“For we know, brothers and sisters beloved by God, that he has chosen you…” (1 Thess. 1:4).
Christians are “chosen People”: not in the sense that they’re better than other people (what a lot of us think when we hear these words), but rather in the sense that they’re not self-selected but elected by God. That’s right: elected, chosen, with all the enormous weight that goes with being designated by God. When a President is elected, there’s a sense that the office goes beyond any one individual, and that the choice rests with the People. That’s the sense of what Saint Paul is saying in our second reading this morning: it’s God’s choice that matters, and no virtue or capacity of our own. The role we play as God’s chosen People, the office we’re assigned, has nothing to do with self-importance and everything to do with service.
Today we have some great examples before us, in our candidates for baptism and confirmation, folks who truly have been chosen by God. I hope none of you will be offended when I say that you are no different from any of those whom God loves, but that you have been chosen by God to play your role here today. You are receiving God’s grace; you are witnessing to God’s truth; but this is through God’s choice and not your own. Your wills have been moved through your own free choice, and that choice has brought you here today, but the Mover all along has been God.
This is a significant moment for our confirmands and for our baptismal candidate on a personal level, but it’s not about them as individuals. The man who said, “It’s all about me” had it dead wrong. When the Apostle Paul writes to the Church in Thessalonica he’s convinced that God has been at work in the formation of that community, and that it’s God’s choice to gather them to be his People in that place. The Church is not an aggregate of individuals, but something more. God does not choose individuals, but he does choose a People.
Borrowing from Peter to pay Paul this morning, we find this in the First Letter of Peter, “But you are a chosen race, a royal priesthood, a holy nation, God’s own people, in order that you may proclaim the mighty acts of him who called you out of darkness into his marvelous light” (1 Pet. 2:9). In other words, when God sent Jesus Christ to be the Savior of the world, he was also choosing a People to be his own, to be the Body of Christ in the world. Implicit in God’s action was his choice of us, his Church, the community of faith.
God’s choice leads to mission, which will take us out from this baptismal font, from this altar rail, into the world that is the mission field. Election has to do with service, with ministry, doing the will of God and not our own will. God has not chosen his People to puff them up, but to send them out. The wind that blows from God, the Holy Spirit, fills our sails and sends us forward.

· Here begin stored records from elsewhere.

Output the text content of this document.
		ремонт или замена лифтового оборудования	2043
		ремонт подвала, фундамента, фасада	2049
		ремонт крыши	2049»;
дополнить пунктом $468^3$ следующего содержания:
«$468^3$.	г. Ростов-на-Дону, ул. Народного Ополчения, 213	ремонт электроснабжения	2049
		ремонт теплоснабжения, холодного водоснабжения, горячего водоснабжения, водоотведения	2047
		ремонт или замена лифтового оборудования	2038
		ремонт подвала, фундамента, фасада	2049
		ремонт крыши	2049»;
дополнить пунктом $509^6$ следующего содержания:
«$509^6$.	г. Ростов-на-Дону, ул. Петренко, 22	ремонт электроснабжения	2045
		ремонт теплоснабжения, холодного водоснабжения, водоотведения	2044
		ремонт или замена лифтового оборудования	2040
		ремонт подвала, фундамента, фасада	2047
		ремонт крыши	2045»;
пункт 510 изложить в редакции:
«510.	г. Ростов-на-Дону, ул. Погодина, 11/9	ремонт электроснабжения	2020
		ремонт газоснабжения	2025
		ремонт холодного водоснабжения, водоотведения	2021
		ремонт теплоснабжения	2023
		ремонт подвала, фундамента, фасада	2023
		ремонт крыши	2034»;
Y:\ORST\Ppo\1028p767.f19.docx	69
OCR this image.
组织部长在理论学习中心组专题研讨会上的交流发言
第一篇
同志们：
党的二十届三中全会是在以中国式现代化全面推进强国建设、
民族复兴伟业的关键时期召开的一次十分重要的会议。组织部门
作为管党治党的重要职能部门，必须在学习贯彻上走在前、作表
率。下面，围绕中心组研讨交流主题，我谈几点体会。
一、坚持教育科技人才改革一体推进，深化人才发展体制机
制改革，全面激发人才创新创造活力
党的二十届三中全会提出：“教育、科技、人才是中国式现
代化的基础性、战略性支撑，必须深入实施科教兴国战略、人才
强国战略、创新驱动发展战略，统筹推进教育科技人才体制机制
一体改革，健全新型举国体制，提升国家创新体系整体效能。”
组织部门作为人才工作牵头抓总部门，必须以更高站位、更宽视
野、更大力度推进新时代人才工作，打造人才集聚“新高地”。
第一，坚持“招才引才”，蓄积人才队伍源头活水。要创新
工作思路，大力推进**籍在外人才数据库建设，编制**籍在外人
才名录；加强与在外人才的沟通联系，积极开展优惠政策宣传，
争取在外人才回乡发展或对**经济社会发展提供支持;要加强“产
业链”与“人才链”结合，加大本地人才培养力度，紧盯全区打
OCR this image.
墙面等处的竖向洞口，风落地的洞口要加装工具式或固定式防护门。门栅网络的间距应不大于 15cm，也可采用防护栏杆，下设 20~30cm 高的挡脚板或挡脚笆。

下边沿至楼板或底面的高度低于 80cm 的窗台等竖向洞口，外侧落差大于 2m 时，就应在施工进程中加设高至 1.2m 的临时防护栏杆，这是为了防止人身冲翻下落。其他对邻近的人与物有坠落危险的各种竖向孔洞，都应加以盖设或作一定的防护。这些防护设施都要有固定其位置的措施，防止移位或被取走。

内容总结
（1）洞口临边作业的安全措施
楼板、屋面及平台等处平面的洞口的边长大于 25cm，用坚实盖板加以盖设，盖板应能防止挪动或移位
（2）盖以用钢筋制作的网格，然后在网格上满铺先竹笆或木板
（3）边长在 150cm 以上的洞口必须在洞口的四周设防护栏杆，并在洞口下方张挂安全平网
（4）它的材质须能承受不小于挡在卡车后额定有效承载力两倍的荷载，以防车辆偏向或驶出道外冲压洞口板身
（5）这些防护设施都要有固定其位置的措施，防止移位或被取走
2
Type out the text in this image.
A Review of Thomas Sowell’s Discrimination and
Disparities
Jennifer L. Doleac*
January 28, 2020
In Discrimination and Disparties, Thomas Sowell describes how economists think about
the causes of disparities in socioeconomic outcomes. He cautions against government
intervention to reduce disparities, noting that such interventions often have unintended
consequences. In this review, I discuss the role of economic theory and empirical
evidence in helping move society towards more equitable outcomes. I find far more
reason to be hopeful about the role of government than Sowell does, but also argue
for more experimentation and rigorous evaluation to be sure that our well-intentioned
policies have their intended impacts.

Remember how our second reading began, with Paul remembering “before our God and Father your work of faith and labor of love and steadfastness of hope in our Lord Jesus Christ” (1 Thess. 1:3). It’s in mission and ministry that our faith, hope, and love will be called upon. God’s choice is not an end in itself but is for the sake of the world; God’s choice requires our response and our participation in the mission he calls us to. That mission is supposed to make a big splash, in the first century and in our century as well. So in our reading, “For the word of the Lord has sounded forth from you not only in Macedonia and Achaia, but in every place where your faith in God has become known” (1 Thess. 1:8). Change that big splash to a big noise that sounds forth like the blast of a trumpet. We’re supposed to make a noise in the world, to make a difference, and to do that we’re going to need all the faith, hope, and love that we can muster to do the work that God’s called us to do.
Let’s come back to our confirmands and to our baptismal candidate before we finish up. God is giving you grace, in baptism and in confirmation; God is making you his witnesses by letting you witness to us this morning. This is your time in the spotlight but it’s for the sake of the Church. You have been chosen, elected, designated by God. You are inspiring us with your leadership. But God is giving all of us, the Body of Christ, his grace through receiving the Body of Christ here at this altar. And we’re being sent forth together into the world in order to do Christ’s work. Part of what bears us forward is the wind from God that is his Spirit, that Spirit which fills you today and which inspires us through you.